In a rare split vote, the Palo Alto school board Wednesday decided to make the calendar switch, despite emotional pleas from a roomful of parents that the new system — which requires an earlier-in-August school start date — would wreak havoc on family traditions during late summer and end-of-year holiday season.
A majority of the board — Barbara Klausner, Barb Mitchell and Dana Tom — said giving high-school students a stress-reducing, clean break over the December holidays was worth the tradeoff of the earlier August start date. Dissenting were board President Melissa Baten Caswell and Vice-President Camille Townsend.
Under the new calendar, the academic year 2012-13 will run from Aug. 16 to May 30, with first-semester finals ending Dec. 21, with a similar structure the following year.
The current academic year, by contrast, began Aug. 24 and runs to June 9, with the first semester ending in late January.
But in voting for the change, board members insisted on a staff report by this November — nine months ahead of implementation of the new calendar — with specifics on how schools will manage a first semester that begins in mid-August and is eight school days and 16 calendar days shorter than second semester.
In particular, they asked schools to explain how they will calibrate student workloads to adjust for the uneven semesters, deal with classroom heat and support seniors who are applying to colleges as they're preparing for first-semester finals.
Sixty people — most of them parents — signed up to address the board about the calendar Tuesday night, with the vast majority asking board members to reject the change.
But board member Barbara Klausner, who cast the tie-breaking vote, said she was persuaded by a Gunn High School poll taken last week in which 74 percent of students preferred an "early start (to the school year) with exams before winter break" and 78 percent saw "less stress with exams before winter break."

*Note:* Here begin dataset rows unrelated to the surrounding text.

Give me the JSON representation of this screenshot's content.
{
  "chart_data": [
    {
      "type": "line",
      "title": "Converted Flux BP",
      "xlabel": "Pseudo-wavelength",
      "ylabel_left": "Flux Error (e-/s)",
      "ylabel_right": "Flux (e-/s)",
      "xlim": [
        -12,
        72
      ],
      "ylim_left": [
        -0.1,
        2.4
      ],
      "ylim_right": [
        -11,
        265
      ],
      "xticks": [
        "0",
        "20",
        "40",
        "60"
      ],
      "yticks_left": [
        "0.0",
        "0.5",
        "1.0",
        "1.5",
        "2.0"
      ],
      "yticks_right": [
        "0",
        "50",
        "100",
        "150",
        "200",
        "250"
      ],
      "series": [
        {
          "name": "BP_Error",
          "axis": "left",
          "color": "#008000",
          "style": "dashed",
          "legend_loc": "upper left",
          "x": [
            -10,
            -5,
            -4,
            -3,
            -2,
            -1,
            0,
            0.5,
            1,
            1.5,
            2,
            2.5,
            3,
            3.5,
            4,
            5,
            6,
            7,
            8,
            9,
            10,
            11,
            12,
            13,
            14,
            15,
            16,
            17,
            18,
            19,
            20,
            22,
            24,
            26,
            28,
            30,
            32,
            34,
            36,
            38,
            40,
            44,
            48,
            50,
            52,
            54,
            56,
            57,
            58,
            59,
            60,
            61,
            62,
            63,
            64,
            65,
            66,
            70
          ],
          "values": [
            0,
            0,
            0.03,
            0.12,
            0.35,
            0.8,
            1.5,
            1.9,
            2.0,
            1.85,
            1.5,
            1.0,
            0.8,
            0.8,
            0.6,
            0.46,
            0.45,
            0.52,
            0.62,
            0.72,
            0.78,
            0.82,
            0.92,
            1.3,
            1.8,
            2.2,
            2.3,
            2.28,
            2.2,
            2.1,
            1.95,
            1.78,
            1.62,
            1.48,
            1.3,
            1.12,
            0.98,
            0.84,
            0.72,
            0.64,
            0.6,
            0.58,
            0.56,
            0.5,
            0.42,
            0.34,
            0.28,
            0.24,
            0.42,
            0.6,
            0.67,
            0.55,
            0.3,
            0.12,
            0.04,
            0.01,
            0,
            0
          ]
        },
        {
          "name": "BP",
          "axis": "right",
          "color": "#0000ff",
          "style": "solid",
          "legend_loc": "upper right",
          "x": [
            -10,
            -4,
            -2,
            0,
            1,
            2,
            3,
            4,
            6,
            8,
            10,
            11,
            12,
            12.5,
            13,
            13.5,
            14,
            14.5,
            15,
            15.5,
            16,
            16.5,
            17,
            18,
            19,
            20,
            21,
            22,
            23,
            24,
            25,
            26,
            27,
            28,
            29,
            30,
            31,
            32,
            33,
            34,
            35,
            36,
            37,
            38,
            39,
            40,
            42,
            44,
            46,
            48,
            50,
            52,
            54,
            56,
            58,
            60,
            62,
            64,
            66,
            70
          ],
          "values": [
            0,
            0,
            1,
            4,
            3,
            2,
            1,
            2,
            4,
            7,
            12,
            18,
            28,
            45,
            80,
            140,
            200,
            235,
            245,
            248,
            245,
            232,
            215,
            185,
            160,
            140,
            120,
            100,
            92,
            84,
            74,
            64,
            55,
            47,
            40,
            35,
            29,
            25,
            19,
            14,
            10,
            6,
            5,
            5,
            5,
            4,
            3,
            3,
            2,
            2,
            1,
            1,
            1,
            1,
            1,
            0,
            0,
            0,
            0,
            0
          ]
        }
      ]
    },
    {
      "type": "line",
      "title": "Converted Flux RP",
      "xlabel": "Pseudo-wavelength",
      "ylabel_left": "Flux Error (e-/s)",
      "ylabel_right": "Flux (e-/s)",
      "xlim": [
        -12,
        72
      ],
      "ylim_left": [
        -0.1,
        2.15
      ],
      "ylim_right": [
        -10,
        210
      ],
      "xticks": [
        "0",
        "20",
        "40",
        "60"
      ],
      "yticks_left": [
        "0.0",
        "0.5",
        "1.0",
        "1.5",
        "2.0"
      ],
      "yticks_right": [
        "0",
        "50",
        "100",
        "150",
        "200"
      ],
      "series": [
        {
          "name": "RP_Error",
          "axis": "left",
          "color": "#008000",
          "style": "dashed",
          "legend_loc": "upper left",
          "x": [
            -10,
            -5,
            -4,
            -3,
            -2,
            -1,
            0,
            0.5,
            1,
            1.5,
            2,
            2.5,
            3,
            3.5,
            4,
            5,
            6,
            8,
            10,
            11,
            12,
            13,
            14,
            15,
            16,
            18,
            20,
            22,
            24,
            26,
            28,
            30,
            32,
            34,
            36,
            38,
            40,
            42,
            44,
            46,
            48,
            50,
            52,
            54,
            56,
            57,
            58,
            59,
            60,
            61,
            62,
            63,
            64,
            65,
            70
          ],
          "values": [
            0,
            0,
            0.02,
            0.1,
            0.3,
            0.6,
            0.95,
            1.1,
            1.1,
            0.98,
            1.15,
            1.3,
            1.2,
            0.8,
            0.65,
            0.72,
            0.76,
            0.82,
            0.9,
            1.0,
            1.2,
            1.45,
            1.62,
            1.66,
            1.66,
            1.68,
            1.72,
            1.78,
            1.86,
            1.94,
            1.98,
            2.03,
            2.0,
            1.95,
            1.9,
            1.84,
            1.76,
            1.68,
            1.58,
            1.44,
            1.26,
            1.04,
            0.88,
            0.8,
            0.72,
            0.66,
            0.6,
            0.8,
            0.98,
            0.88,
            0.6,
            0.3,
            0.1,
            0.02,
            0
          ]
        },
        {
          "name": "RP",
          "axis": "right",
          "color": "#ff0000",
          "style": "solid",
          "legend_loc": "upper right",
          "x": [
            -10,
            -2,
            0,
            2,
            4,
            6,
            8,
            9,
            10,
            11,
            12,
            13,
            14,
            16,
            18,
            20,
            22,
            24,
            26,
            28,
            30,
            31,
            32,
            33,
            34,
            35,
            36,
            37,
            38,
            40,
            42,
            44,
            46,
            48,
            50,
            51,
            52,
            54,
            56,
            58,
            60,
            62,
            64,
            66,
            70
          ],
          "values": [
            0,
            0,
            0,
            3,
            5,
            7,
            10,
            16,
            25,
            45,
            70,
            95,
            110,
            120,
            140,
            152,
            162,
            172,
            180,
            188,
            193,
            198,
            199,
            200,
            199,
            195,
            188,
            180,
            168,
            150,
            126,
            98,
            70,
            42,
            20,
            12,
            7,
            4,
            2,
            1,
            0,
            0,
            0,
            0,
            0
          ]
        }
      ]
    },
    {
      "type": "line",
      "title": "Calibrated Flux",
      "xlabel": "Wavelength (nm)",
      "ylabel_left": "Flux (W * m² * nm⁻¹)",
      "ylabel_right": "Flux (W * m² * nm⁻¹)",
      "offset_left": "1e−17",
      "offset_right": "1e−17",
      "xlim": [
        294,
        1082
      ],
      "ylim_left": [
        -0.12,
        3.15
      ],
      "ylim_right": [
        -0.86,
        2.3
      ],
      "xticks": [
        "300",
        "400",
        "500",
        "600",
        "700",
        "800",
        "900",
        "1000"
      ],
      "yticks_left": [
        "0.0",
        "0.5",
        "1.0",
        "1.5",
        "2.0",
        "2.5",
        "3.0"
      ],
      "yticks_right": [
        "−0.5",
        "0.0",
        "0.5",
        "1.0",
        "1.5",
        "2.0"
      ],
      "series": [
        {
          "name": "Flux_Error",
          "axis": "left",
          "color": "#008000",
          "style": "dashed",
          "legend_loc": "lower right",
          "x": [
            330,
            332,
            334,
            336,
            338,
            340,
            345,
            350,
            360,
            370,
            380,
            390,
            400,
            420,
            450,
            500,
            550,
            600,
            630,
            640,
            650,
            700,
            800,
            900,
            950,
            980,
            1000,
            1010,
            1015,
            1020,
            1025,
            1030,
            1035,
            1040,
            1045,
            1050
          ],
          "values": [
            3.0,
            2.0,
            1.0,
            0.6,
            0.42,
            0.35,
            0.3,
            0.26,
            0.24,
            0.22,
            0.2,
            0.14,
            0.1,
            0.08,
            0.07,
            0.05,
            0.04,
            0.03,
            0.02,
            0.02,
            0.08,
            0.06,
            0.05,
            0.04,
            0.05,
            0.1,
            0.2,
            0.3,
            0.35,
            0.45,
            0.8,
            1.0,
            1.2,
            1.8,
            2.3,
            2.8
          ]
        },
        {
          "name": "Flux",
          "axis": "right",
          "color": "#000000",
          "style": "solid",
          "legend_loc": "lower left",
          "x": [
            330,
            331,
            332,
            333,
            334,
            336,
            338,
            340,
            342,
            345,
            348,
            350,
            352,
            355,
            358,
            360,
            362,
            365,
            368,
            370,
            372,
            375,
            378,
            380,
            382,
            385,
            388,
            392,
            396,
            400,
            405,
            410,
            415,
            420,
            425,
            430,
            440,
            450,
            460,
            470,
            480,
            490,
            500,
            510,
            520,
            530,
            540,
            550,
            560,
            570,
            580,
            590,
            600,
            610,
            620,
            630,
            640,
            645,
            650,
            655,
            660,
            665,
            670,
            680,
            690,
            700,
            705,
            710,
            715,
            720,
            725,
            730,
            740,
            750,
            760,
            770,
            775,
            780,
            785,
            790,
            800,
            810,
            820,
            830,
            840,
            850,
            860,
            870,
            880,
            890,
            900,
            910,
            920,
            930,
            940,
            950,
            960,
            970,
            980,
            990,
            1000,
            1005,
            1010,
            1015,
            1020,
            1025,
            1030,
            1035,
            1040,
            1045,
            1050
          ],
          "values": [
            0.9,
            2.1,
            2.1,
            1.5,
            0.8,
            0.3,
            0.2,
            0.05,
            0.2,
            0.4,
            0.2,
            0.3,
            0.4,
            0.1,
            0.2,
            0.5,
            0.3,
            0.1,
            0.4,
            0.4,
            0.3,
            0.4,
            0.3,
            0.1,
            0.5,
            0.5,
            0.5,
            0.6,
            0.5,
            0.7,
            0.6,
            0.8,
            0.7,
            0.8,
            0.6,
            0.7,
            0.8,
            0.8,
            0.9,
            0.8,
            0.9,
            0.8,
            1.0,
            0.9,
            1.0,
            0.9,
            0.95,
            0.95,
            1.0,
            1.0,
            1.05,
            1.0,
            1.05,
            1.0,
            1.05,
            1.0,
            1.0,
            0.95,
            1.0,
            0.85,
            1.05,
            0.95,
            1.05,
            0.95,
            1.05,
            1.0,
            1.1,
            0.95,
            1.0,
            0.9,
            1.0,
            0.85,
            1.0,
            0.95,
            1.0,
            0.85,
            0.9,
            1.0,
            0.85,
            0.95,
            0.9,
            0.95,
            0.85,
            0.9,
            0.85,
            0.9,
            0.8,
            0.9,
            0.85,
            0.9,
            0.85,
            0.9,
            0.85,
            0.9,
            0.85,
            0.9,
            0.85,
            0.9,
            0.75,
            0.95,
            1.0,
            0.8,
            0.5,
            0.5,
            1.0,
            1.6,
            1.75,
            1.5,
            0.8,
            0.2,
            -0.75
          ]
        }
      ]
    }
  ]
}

"I know that starting school earlier in August will impose burdens on families in our district," Klausner said. "I happen to be in one of those families, so I know what it feels like.
"But overall I do find it compelling that, if we can create a two-week, relatively carefree (winter break) for our students, that's a benefit that's worthwhile."
Explaining her dissent, Caswell said, "I don't think I can vote for a calendar that creates problems for so many people."
Beyond disliking the earlier start date, parents opposing the calendar change argued that it fails to address what they said are more fundamental, stress-causing problems in the school district, including excessive homework loads and uncoordinated testing schedules.
"As a nurse, I see firsthand the chronic effects of stress on the health of our students," said Kelly Reilly, the mother of a third-grader at Walter Hays School and a seventh-grader at Jordan Middle School.
"I'm just beside myself with concern about homework overload, day-to-day stress and the hours of lost sleep by our high school students."
Reilly said she did not believe the new calendar would help but rather would exacerbate stress by creating "overload" from Thanksgiving through December and "mayhem in May," when second-semester finals occur alongside SAT tests, AP tests and athletic playoffs.
Several board members said they were intrigued by a compromise idea offered by Palo Alto High economics teacher Debbie Whitson, which would maintain the traditional calendar but have all classes give finals before winter break, with a two-and-a-half-week, "stand-alone" unit in January.
They also expressed interest in further research of a trimester plan similar to that of Stanford University. Such a calendar is rare among high schools but not unheard of, and Superintendent Kevin Skelly said he would research it.
In opting for the calendar reform, Palo Alto joins a majority of area schools that have already made the move, including Menlo Atherton High School, Los Altos High School, Mountain View High School, Woodside High School, Castilleja School, Menlo School and St. Francis High School.
The district said it will convene a "calendar advisory committee" of staff, students and parents to gather stakeholder views and to advise district staff on issues regarding the calendar. The calendar is the subject of negotiations with the district's two bargaining units, representing teachers and non-teaching staff.
The calendars voted on this week apply to the academic years 2012-13 and 2013-14. Calendars for subsequent years will be considered at a later date.